Select Committee on Environment, Food and Rural Affairs Minutes of Evidence

Supplementary memorandum submitted by the Local Government Association (LGA)

  The Chairman of the Committee kindly indicated that it would be in order for the LGA to make further comments in writing, following our evidence to the Committee on Monday 4 March. I would like to expand on just two issues, in the interests of clarity.

  I was asked in the enquiry, to compare the performance of the UK with other European countries. We are not alone in our inability to process redundant fridges within our own boundaries, and I believe some countries are completely failing in their obligations to ensure ozone depleting substances are recovered. I made these points at the enquiry. However, one of the common factors amongst most complying EU states is their implementation of some form of producer responsibility legislation that effectively places the financial burden of compliance on the producer. The mechanics of the individual schemes vary but all ensure the costs of dismantling, recycling and disposal of fridges, either as a part of a wider obligation for electronic goods or as hazardous waste, is met by the producer and ultimately the consumer. The timing of EU producer responsibility is out of step with the ODS regulation so that the higher environmental standards are being applied without any equal EU legislation dictating where the costs should fall. The result is that in the UK, the financial and organisational buck has stopped with the only bodies who have any legal obligation to dispose of fridges: local authorities. Producer Responsibility in the UK is a little time off but until we have clearly defined legal accountabilities for the management and financing of the disposal of fridges, and for that matter abandoned cars, tyres, batteries etc, local authorities will continue to have to pick up the problem.

  The second point I would like to clarify is in relation to the proposed mechanisms to reintroduce retailer take back schemes. The simple fact is that take-back schemes were withdrawn because producers, retailers and/or their sub-contractors were unwilling or unable to fund their continuation. Local authorities have successfully managed the problems this has created and I see no reason why, given the will and the cash, the private sector could not have done likewise. Retailer take back schemes are the right way to deal with fridges. They do not involve any special journeys and consequent use of fossil fuels and resultant pollution. The units are handled respectfully by staff used to handling expensive equipment, not waste, and much less damage results. Consequently, more units will be suitable for refurbishment, and fewer disposed of. It is therefore crucial that we find a way to reintroduce them. Without producer responsibility, there is no obligation on the private sector or consumer in relation to fridges whatsoever. Funding for implementation of the ODS regulation therefore needs to be found from elsewhere but, it is understood that direct funding to the private sector from Government would not be possible. Any mechanism therefore needs to be via local government.

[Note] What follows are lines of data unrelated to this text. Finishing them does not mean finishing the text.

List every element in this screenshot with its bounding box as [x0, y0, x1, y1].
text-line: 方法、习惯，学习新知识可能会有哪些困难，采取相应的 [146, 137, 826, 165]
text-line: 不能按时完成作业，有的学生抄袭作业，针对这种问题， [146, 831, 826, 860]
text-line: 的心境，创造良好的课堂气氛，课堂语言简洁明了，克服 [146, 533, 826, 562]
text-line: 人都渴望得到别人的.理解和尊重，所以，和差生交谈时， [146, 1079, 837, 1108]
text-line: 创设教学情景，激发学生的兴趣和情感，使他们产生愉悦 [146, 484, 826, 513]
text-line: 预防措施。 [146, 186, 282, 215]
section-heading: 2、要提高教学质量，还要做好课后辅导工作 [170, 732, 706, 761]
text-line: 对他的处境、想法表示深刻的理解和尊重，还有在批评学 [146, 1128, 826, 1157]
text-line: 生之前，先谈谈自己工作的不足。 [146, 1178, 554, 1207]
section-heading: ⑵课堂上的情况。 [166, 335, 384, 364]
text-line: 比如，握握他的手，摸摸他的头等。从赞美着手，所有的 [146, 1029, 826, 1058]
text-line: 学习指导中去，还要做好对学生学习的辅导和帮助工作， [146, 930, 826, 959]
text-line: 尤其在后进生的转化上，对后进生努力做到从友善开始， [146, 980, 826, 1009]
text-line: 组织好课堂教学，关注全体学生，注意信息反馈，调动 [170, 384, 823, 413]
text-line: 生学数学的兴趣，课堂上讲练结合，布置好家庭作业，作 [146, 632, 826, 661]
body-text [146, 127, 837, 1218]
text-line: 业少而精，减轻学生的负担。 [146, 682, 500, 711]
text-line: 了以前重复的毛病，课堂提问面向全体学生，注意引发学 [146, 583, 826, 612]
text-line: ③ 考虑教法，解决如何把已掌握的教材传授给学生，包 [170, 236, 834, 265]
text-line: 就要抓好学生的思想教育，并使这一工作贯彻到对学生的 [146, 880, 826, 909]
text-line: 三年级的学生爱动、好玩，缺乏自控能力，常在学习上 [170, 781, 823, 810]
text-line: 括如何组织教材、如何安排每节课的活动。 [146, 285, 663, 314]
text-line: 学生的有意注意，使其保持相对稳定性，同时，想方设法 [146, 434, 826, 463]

  The lead authority scheme being promoted by Dixons effectively allows take back schemes to be reintroduced because any redundant fridges not suitable for refurbishment would be delivered to the local authority for free disposal. The need for a lead authority is presumably to reduce the administration and concentrate resources. As I mentioned in my evidence, I do not see the attraction of this to any individual authority and the practicality is that lead authorities will predominantly be Waste Disposal Authorities or amalgamations of Unitary Authorities. The alternative proposal being discussed is to utilise the recycling credits scheme to obligate Waste Disposal Authorities to make a payment to anyone demonstrating that a fridge collected within its area has been recycled. Government could set the value of this payment at such a level as to make the economies of take back schemes more realistic. Both schemes would require significant improvements in record keeping and audit trails, but not beyond the normal requirements for anyone handling waste. I believe take back schemes have thus far been operating without regard to the Duty of Care in this respect and systems should be put in place to ensure there is reliable information on where a unit is collected from and where it goes to. The credits scheme could easily be withdrawn when Producer Responsibility starts to apply, and the value of credits varied to reflect changes in market conditions. Both options are being discussed in the Government round table meetings in which the LGA are actively involved.

  The principal benefit of the recycling credit scheme over a lead autority approach is that it does not promote an ideal that local authorities are the responsible organisations for implementing the ODS regulation and, more importantly, doesn't set a precedent for implementation of the WEEE directive. This is my strongest concern in relation to reintroduction of take back schemes. It is vital that we do not reinforce misplaced assumptions within industry and the retail sector that local authorities will meet their obligations for them. We are very willing to play our part and help, by utilising our infrastructure on a partnership basis, but Producer Responsibility should mean just that, not local authority liability.

  Local Government Association Waste and Environmental Management Executive.